UI Ambassador in Residence Ronald McMullen was one of the UI faculty members who gave Bowman a letter of recommendation, helped coach him through writing his application, and helped him decide which country he wanted to visit.

McMullen aided Bowman in strengthening his position on why he should be selected to go to Bulgaria, given that he didn’t know how to speak Bulgarian and had never been to the country.

Bowman is an avid soccer player, and his role model when it came to the sport was a Bulgarian player. McMullen encouraged Bowman to use this connection in his application.

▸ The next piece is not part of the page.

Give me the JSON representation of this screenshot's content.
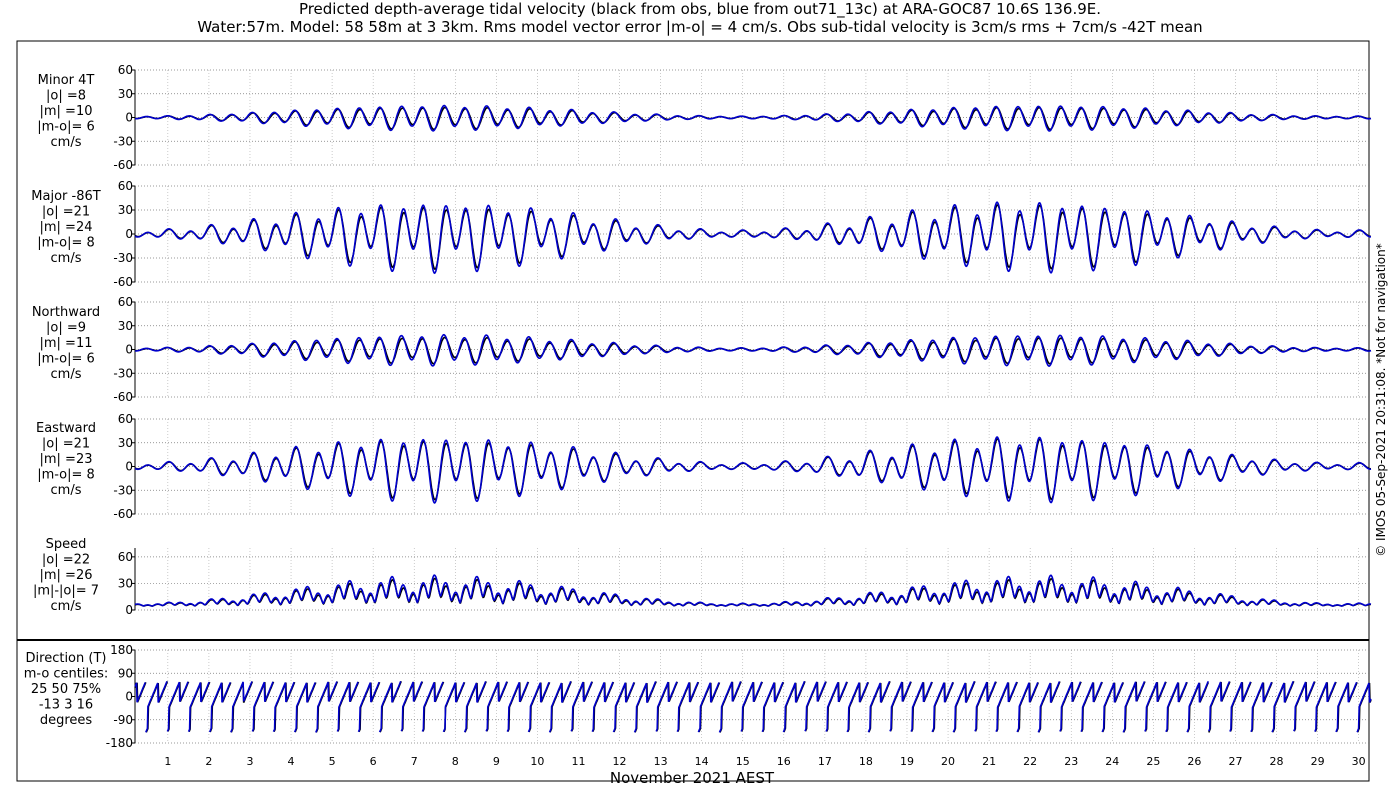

“When applying for the Fulbright, you have to think, ‘Is this something I want?’ It’s a year out of your life, the application process is long and hard, you’re not guaranteed success even when the application is complete,” McMullen said.

The experience of learning a language that is not commonly spoken by Americans will, hopefully, help in getting a job in the Balkans or anywhere else in the world, Bowman said, and connecting with people from all over the world will be helpful in the future.

“The Fulbright is a pretty prestigious award, and it will help me with applications for graduate school and to other careers,” he said.